Below is the solution given by LeetCode.

Instead of analyzing the problem in 4 cases, it broke it down to 2 cases (fundamentally the same with Solution 1):

  • If the node has a right child, the successor is somewhere lower in the tree. In this case, go one step right and then left till you can. This approach has O(H) time complexity, where H is a height of the tree.
  • Otherwise, the successor is somewhere upper in the tree. Here, instead passing information with an extra parameter, stack is used. The idea is to keep just one previous node during the inorder traversal. If that previous node is equal to p, then the current node is a successor of p.

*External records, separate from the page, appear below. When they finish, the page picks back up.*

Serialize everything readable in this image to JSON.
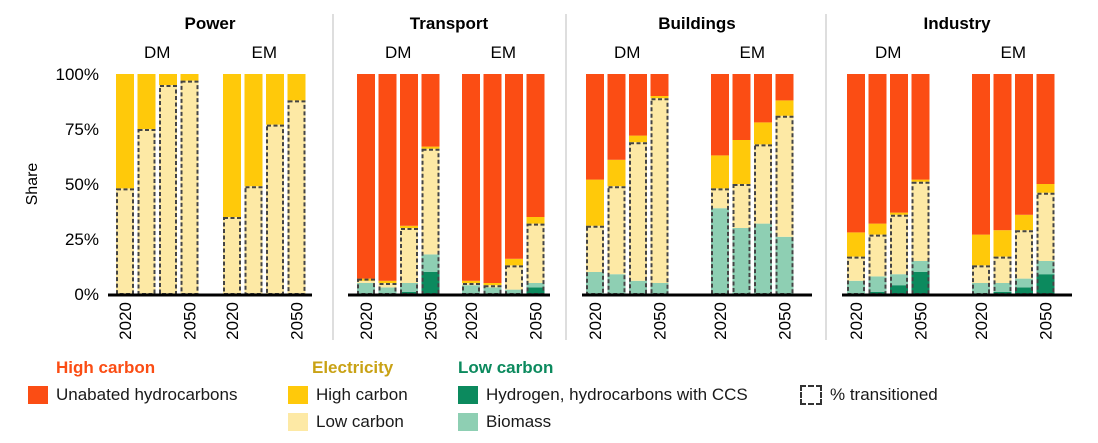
{
  "chart_data": {
    "type": "bar",
    "stacked": true,
    "ylabel": "Share",
    "y_ticks": [
      "0%",
      "25%",
      "50%",
      "75%",
      "100%"
    ],
    "ylim": [
      0,
      100
    ],
    "legend_placement": "bottom",
    "colors": {
      "unabated": "#fb4d14",
      "elec_high": "#ffc90a",
      "elec_low": "#fde9a5",
      "hydrogen_ccs": "#0c8a5e",
      "biomass": "#8ecfb3",
      "transitioned_outline": "#444444",
      "axis": "#000000",
      "divider": "#bdbdbd"
    },
    "legend": {
      "high_carbon": {
        "title": "High carbon",
        "title_color": "#fb4d14",
        "items": [
          {
            "key": "unabated",
            "label": "Unabated hydrocarbons"
          }
        ]
      },
      "electricity": {
        "title": "Electricity",
        "title_color": "#c9a215",
        "items": [
          {
            "key": "elec_high",
            "label": "High carbon"
          },
          {
            "key": "elec_low",
            "label": "Low carbon"
          }
        ]
      },
      "low_carbon": {
        "title": "Low carbon",
        "title_color": "#0c8a5e",
        "items": [
          {
            "key": "hydrogen_ccs",
            "label": "Hydrogen, hydrocarbons with CCS"
          },
          {
            "key": "biomass",
            "label": "Biomass"
          }
        ]
      },
      "transitioned": {
        "label": "% transitioned"
      }
    },
    "sector_order": [
      "hydrogen_ccs",
      "biomass",
      "elec_low",
      "elec_high",
      "unabated"
    ],
    "panels": [
      {
        "title": "Power",
        "groups": [
          {
            "label": "DM",
            "first_year": "2020",
            "last_year": "2050",
            "bars": [
              {
                "elec_low": 48,
                "elec_high": 52,
                "transitioned": 48
              },
              {
                "elec_low": 75,
                "elec_high": 25,
                "transitioned": 75
              },
              {
                "elec_low": 95,
                "elec_high": 5,
                "transitioned": 95
              },
              {
                "elec_low": 97,
                "elec_high": 3,
                "transitioned": 97
              }
            ]
          },
          {
            "label": "EM",
            "first_year": "2020",
            "last_year": "2050",
            "bars": [
              {
                "elec_low": 35,
                "elec_high": 65,
                "transitioned": 35
              },
              {
                "elec_low": 49,
                "elec_high": 51,
                "transitioned": 49
              },
              {
                "elec_low": 77,
                "elec_high": 23,
                "transitioned": 77
              },
              {
                "elec_low": 88,
                "elec_high": 12,
                "transitioned": 88
              }
            ]
          }
        ]
      },
      {
        "title": "Transport",
        "groups": [
          {
            "label": "DM",
            "first_year": "2020",
            "last_year": "2050",
            "bars": [
              {
                "hydrogen_ccs": 0,
                "biomass": 5,
                "elec_low": 1,
                "elec_high": 1,
                "unabated": 93,
                "transitioned": 7
              },
              {
                "hydrogen_ccs": 0,
                "biomass": 3,
                "elec_low": 2,
                "elec_high": 1,
                "unabated": 94,
                "transitioned": 5
              },
              {
                "hydrogen_ccs": 1,
                "biomass": 4,
                "elec_low": 25,
                "elec_high": 1,
                "unabated": 69,
                "transitioned": 30
              },
              {
                "hydrogen_ccs": 10,
                "biomass": 8,
                "elec_low": 48,
                "elec_high": 1,
                "unabated": 33,
                "transitioned": 66
              }
            ]
          },
          {
            "label": "EM",
            "first_year": "2020",
            "last_year": "2050",
            "bars": [
              {
                "hydrogen_ccs": 0,
                "biomass": 4,
                "elec_low": 1,
                "elec_high": 1,
                "unabated": 94,
                "transitioned": 5
              },
              {
                "hydrogen_ccs": 0,
                "biomass": 3,
                "elec_low": 1,
                "elec_high": 1,
                "unabated": 95,
                "transitioned": 4
              },
              {
                "hydrogen_ccs": 0,
                "biomass": 2,
                "elec_low": 11,
                "elec_high": 3,
                "unabated": 84,
                "transitioned": 13
              },
              {
                "hydrogen_ccs": 3,
                "biomass": 2,
                "elec_low": 27,
                "elec_high": 3,
                "unabated": 65,
                "transitioned": 32
              }
            ]
          }
        ]
      },
      {
        "title": "Buildings",
        "groups": [
          {
            "label": "DM",
            "first_year": "2020",
            "last_year": "2050",
            "bars": [
              {
                "hydrogen_ccs": 0,
                "biomass": 10,
                "elec_low": 21,
                "elec_high": 21,
                "unabated": 48,
                "transitioned": 31
              },
              {
                "hydrogen_ccs": 0,
                "biomass": 9,
                "elec_low": 40,
                "elec_high": 12,
                "unabated": 39,
                "transitioned": 49
              },
              {
                "hydrogen_ccs": 0,
                "biomass": 6,
                "elec_low": 63,
                "elec_high": 3,
                "unabated": 28,
                "transitioned": 69
              },
              {
                "hydrogen_ccs": 0,
                "biomass": 5,
                "elec_low": 84,
                "elec_high": 1,
                "unabated": 10,
                "transitioned": 89
              }
            ]
          },
          {
            "label": "EM",
            "first_year": "2020",
            "last_year": "2050",
            "bars": [
              {
                "hydrogen_ccs": 0,
                "biomass": 39,
                "elec_low": 9,
                "elec_high": 15,
                "unabated": 37,
                "transitioned": 48
              },
              {
                "hydrogen_ccs": 0,
                "biomass": 30,
                "elec_low": 20,
                "elec_high": 20,
                "unabated": 30,
                "transitioned": 50
              },
              {
                "hydrogen_ccs": 0,
                "biomass": 32,
                "elec_low": 36,
                "elec_high": 10,
                "unabated": 22,
                "transitioned": 68
              },
              {
                "hydrogen_ccs": 0,
                "biomass": 26,
                "elec_low": 55,
                "elec_high": 7,
                "unabated": 12,
                "transitioned": 81
              }
            ]
          }
        ]
      },
      {
        "title": "Industry",
        "groups": [
          {
            "label": "DM",
            "first_year": "2020",
            "last_year": "2050",
            "bars": [
              {
                "hydrogen_ccs": 0,
                "biomass": 6,
                "elec_low": 11,
                "elec_high": 11,
                "unabated": 72,
                "transitioned": 17
              },
              {
                "hydrogen_ccs": 1,
                "biomass": 7,
                "elec_low": 19,
                "elec_high": 5,
                "unabated": 68,
                "transitioned": 27
              },
              {
                "hydrogen_ccs": 4,
                "biomass": 5,
                "elec_low": 27,
                "elec_high": 1,
                "unabated": 63,
                "transitioned": 36
              },
              {
                "hydrogen_ccs": 10,
                "biomass": 5,
                "elec_low": 36,
                "elec_high": 1,
                "unabated": 48,
                "transitioned": 51
              }
            ]
          },
          {
            "label": "EM",
            "first_year": "2020",
            "last_year": "2050",
            "bars": [
              {
                "hydrogen_ccs": 0,
                "biomass": 5,
                "elec_low": 8,
                "elec_high": 14,
                "unabated": 73,
                "transitioned": 13
              },
              {
                "hydrogen_ccs": 1,
                "biomass": 4,
                "elec_low": 12,
                "elec_high": 12,
                "unabated": 71,
                "transitioned": 17
              },
              {
                "hydrogen_ccs": 3,
                "biomass": 4,
                "elec_low": 22,
                "elec_high": 7,
                "unabated": 64,
                "transitioned": 29
              },
              {
                "hydrogen_ccs": 9,
                "biomass": 6,
                "elec_low": 31,
                "elec_high": 4,
                "unabated": 50,
                "transitioned": 46
              }
            ]
          }
        ]
      }
    ]
  }
}
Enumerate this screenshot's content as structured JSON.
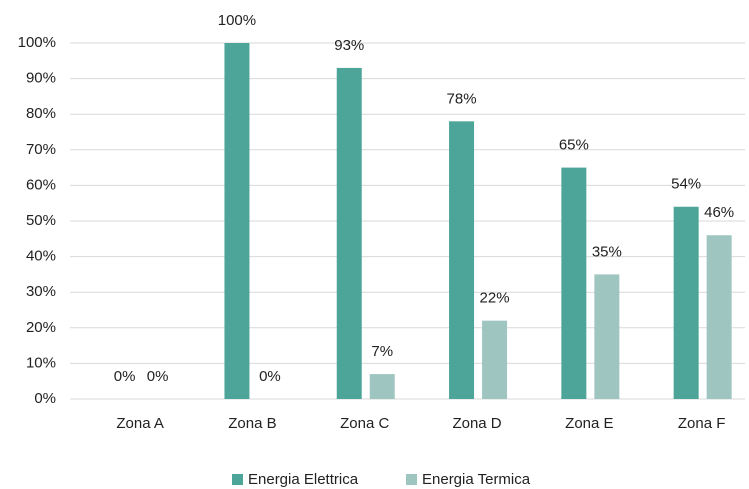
{
  "chart_data": {
    "type": "bar",
    "categories": [
      "Zona A",
      "Zona B",
      "Zona C",
      "Zona D",
      "Zona E",
      "Zona F"
    ],
    "series": [
      {
        "name": "Energia Elettrica",
        "color": "#4da59a",
        "values": [
          0,
          100,
          93,
          78,
          65,
          54
        ],
        "value_labels": [
          "0%",
          "100%",
          "93%",
          "78%",
          "65%",
          "54%"
        ]
      },
      {
        "name": "Energia Termica",
        "color": "#9fc5c1",
        "values": [
          0,
          0,
          7,
          22,
          35,
          46
        ],
        "value_labels": [
          "0%",
          "0%",
          "7%",
          "22%",
          "35%",
          "46%"
        ]
      }
    ],
    "ylim": [
      0,
      100
    ],
    "yticks": [
      {
        "value": 0,
        "label": "0%"
      },
      {
        "value": 10,
        "label": "10%"
      },
      {
        "value": 20,
        "label": "20%"
      },
      {
        "value": 30,
        "label": "30%"
      },
      {
        "value": 40,
        "label": "40%"
      },
      {
        "value": 50,
        "label": "50%"
      },
      {
        "value": 60,
        "label": "60%"
      },
      {
        "value": 70,
        "label": "70%"
      },
      {
        "value": 80,
        "label": "80%"
      },
      {
        "value": 90,
        "label": "90%"
      },
      {
        "value": 100,
        "label": "100%"
      }
    ],
    "grid": true,
    "legend": "bottom"
  }
}
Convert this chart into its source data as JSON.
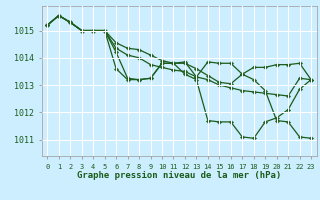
{
  "title": "Graphe pression niveau de la mer (hPa)",
  "background_color": "#cceeff",
  "grid_color": "#ffffff",
  "line_color": "#1a5c1a",
  "ylim": [
    1010.4,
    1015.9
  ],
  "yticks": [
    1011,
    1012,
    1013,
    1014,
    1015
  ],
  "xlim": [
    -0.5,
    23.5
  ],
  "series": [
    [
      1015.2,
      1015.55,
      1015.3,
      1015.0,
      1015.0,
      1015.0,
      1014.55,
      1014.35,
      1014.3,
      1014.1,
      1013.9,
      1013.8,
      1013.8,
      1013.6,
      1013.35,
      1013.1,
      1013.05,
      1013.4,
      1013.65,
      1013.65,
      1013.75,
      1013.75,
      1013.8,
      1013.2
    ],
    [
      1015.2,
      1015.55,
      1015.3,
      1015.0,
      1015.0,
      1015.0,
      1014.35,
      1014.1,
      1014.0,
      1013.75,
      1013.65,
      1013.55,
      1013.5,
      1013.3,
      1013.2,
      1013.0,
      1012.9,
      1012.8,
      1012.75,
      1012.7,
      1012.65,
      1012.6,
      1013.25,
      1013.2
    ],
    [
      1015.2,
      1015.55,
      1015.3,
      1015.0,
      1015.0,
      1015.0,
      1014.2,
      1013.25,
      1013.2,
      1013.25,
      1013.8,
      1013.8,
      1013.85,
      1013.3,
      1013.85,
      1013.8,
      1013.8,
      1013.4,
      1013.2,
      1012.8,
      1011.7,
      1011.65,
      1011.1,
      1011.05
    ],
    [
      1015.2,
      1015.55,
      1015.3,
      1015.0,
      1015.0,
      1015.0,
      1013.6,
      1013.2,
      1013.2,
      1013.25,
      1013.8,
      1013.8,
      1013.4,
      1013.2,
      1011.7,
      1011.65,
      1011.65,
      1011.1,
      1011.05,
      1011.65,
      1011.8,
      1012.1,
      1012.85,
      1013.2
    ]
  ]
}
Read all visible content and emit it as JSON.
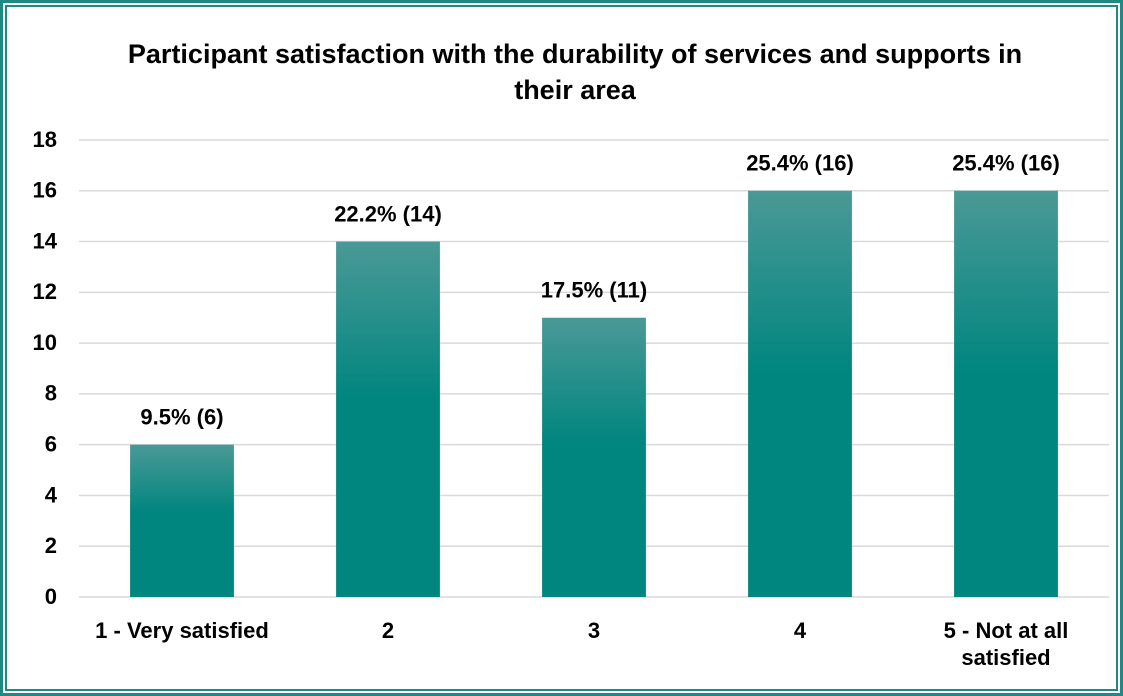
{
  "chart_data": {
    "type": "bar",
    "title": "Participant satisfaction with the durability of services and supports in their area",
    "categories": [
      "1 - Very satisfied",
      "2",
      "3",
      "4",
      "5 - Not at all satisfied"
    ],
    "values": [
      6,
      14,
      11,
      16,
      16
    ],
    "value_labels": [
      "9.5% (6)",
      "22.2% (14)",
      "17.5% (11)",
      "25.4% (16)",
      "25.4% (16)"
    ],
    "color": "#00857f",
    "ylim": [
      0,
      18
    ],
    "yticks": [
      0,
      2,
      4,
      6,
      8,
      10,
      12,
      14,
      16,
      18
    ],
    "grid": true
  }
}
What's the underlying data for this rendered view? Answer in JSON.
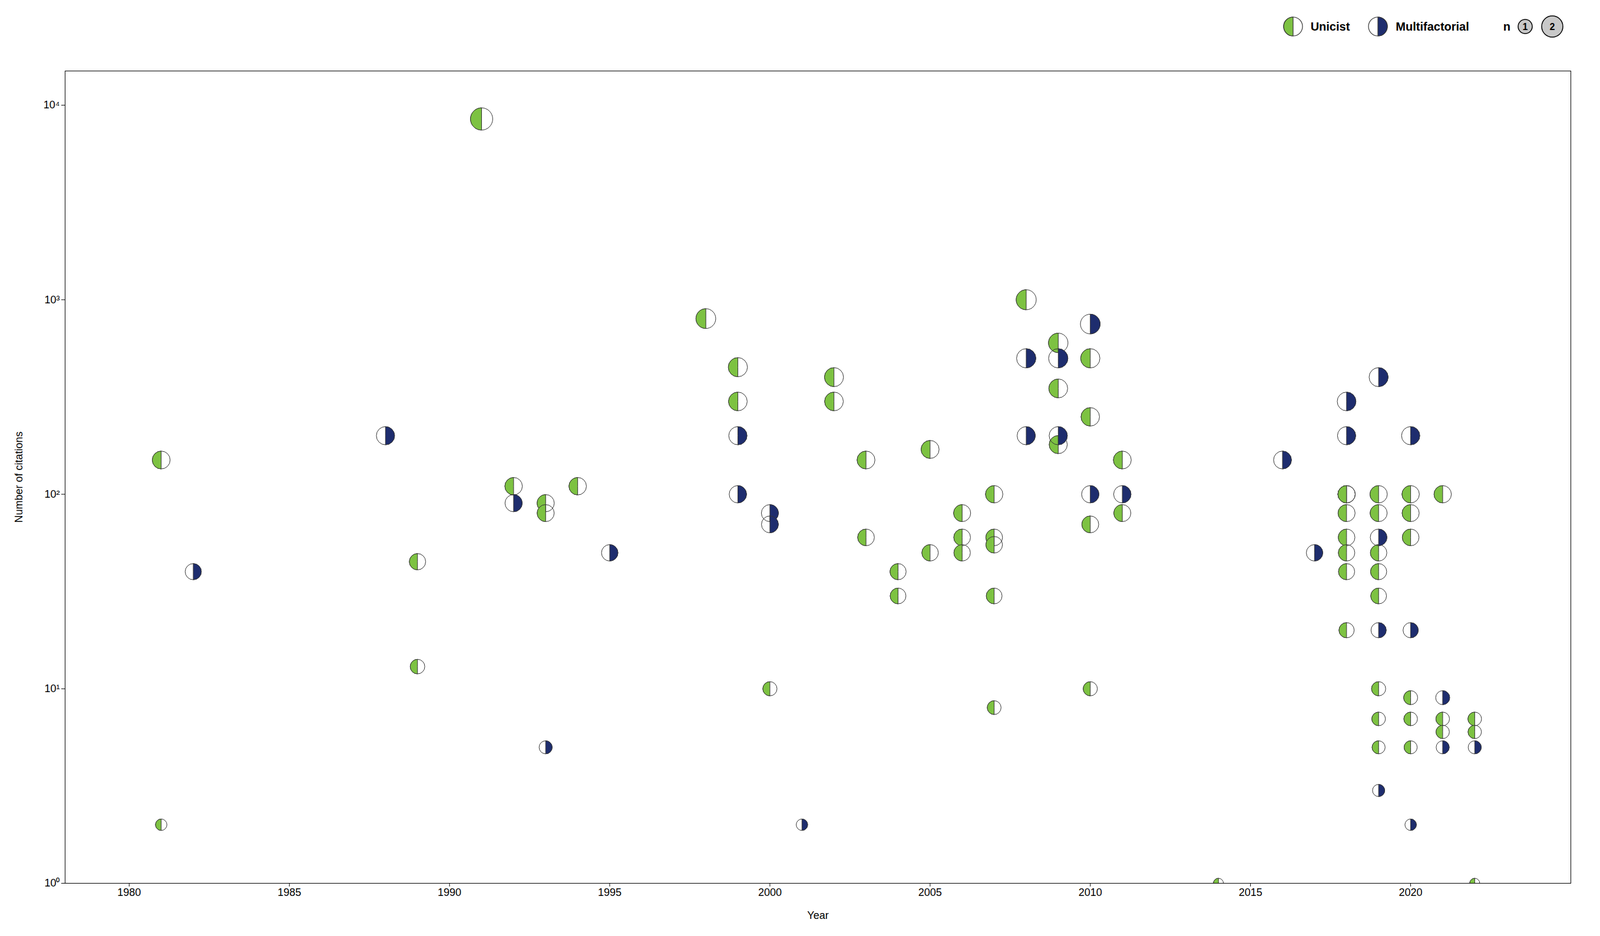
{
  "chart_data": {
    "type": "scatter",
    "xlabel": "Year",
    "ylabel": "Number of citations",
    "xlim": [
      1978,
      2025
    ],
    "xticks": [
      1980,
      1985,
      1990,
      1995,
      2000,
      2005,
      2010,
      2015,
      2020
    ],
    "ylim": [
      1,
      15000
    ],
    "yticks": [
      {
        "value": 1,
        "label": "10⁰"
      },
      {
        "value": 10,
        "label": "10¹"
      },
      {
        "value": 100,
        "label": "10²"
      },
      {
        "value": 1000,
        "label": "10³"
      },
      {
        "value": 10000,
        "label": "10⁴"
      }
    ],
    "log": "y",
    "grid": false,
    "edge_color": "#333333",
    "series": [
      {
        "name": "Unicist",
        "color": "#7dc242",
        "marker": "left_half_circle",
        "x": [
          1981,
          1981,
          1989,
          1989,
          1991,
          1992,
          1993,
          1993,
          1994,
          1998,
          1999,
          1999,
          2000,
          2002,
          2002,
          2003,
          2003,
          2004,
          2004,
          2005,
          2005,
          2006,
          2006,
          2006,
          2007,
          2007,
          2007,
          2007,
          2007,
          2008,
          2009,
          2009,
          2009,
          2010,
          2010,
          2010,
          2010,
          2011,
          2011,
          2014,
          2018,
          2018,
          2018,
          2018,
          2018,
          2018,
          2018,
          2019,
          2019,
          2019,
          2019,
          2019,
          2019,
          2019,
          2019,
          2020,
          2020,
          2020,
          2020,
          2020,
          2020,
          2021,
          2021,
          2021,
          2022,
          2022,
          2022
        ],
        "values": [
          150,
          2,
          45,
          13,
          8500,
          110,
          90,
          80,
          110,
          800,
          450,
          300,
          10,
          400,
          300,
          150,
          60,
          40,
          30,
          170,
          50,
          80,
          60,
          50,
          100,
          60,
          55,
          30,
          8,
          1000,
          600,
          350,
          180,
          500,
          250,
          70,
          10,
          150,
          80,
          1,
          100,
          100,
          80,
          60,
          50,
          40,
          20,
          100,
          80,
          50,
          40,
          30,
          10,
          7,
          5,
          100,
          80,
          60,
          9,
          7,
          5,
          100,
          7,
          6,
          1,
          7,
          6
        ]
      },
      {
        "name": "Multifactorial",
        "color": "#1e2d6e",
        "marker": "right_half_circle",
        "x": [
          1982,
          1988,
          1992,
          1993,
          1995,
          1999,
          1999,
          2000,
          2000,
          2001,
          2008,
          2008,
          2009,
          2009,
          2010,
          2010,
          2011,
          2016,
          2017,
          2018,
          2018,
          2019,
          2019,
          2019,
          2019,
          2020,
          2020,
          2020,
          2021,
          2021,
          2022
        ],
        "values": [
          40,
          200,
          90,
          5,
          50,
          200,
          100,
          80,
          70,
          2,
          500,
          200,
          500,
          200,
          750,
          100,
          100,
          150,
          50,
          300,
          200,
          400,
          60,
          20,
          3,
          200,
          20,
          2,
          9,
          5,
          5
        ]
      }
    ],
    "size_legend": {
      "title": "n",
      "values": [
        1,
        2
      ],
      "color": "#c8c8c8"
    }
  }
}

    • Go left till you can, adding nodes in stack.
    • Pop out the last node. If its predecessor is equal to p, return that last node. Otherwise, save that node to be the predecessor in the next turn of the loop.
    • Go one step right. This approach has O(H) time complexity. Basically, this approach is universal and could be used for the case 1 as well. We simply don’t do that because the approach 1 is faster.
class Solution {
  public TreeNode inorderSuccessor(TreeNode root, TreeNode p) {
    // the successor is somewhere lower in the right subtree
    // successor: one step right and then left till you can
    if (p.right != null) {
      p = p.right;
      while (p.left != null) p = p.left;
      return p;
    }

    // the successor is somewhere upper in the tree
    ArrayDeque<TreeNode> stack = new ArrayDeque<>();
    int inorder = Integer.MIN_VALUE;

    // inorder traversal : left -> node -> right
    while (!stack.isEmpty() || root != null) {
      // 1. go left till you can
      while (root != null) {
        stack.push(root);
        root = root.left;
      }

      // 2. all logic around the node
      root = stack.pop();
      // if the previous node was equal to p
      // then the current node is its successor
      if (inorder == p.val) return root;
      inorder = root.val;

      // 3. go one step right
      root = root.right;
    }

    // there is no successor
    return null;
  }
}
  • Runtime: 2 ms, faster than 100.00% of Java online submissions for Inorder Successor in BST.
  • Memory Usage: 37.2 MB, less than 5.06% of Java online submissions for Inorder Successor in BST.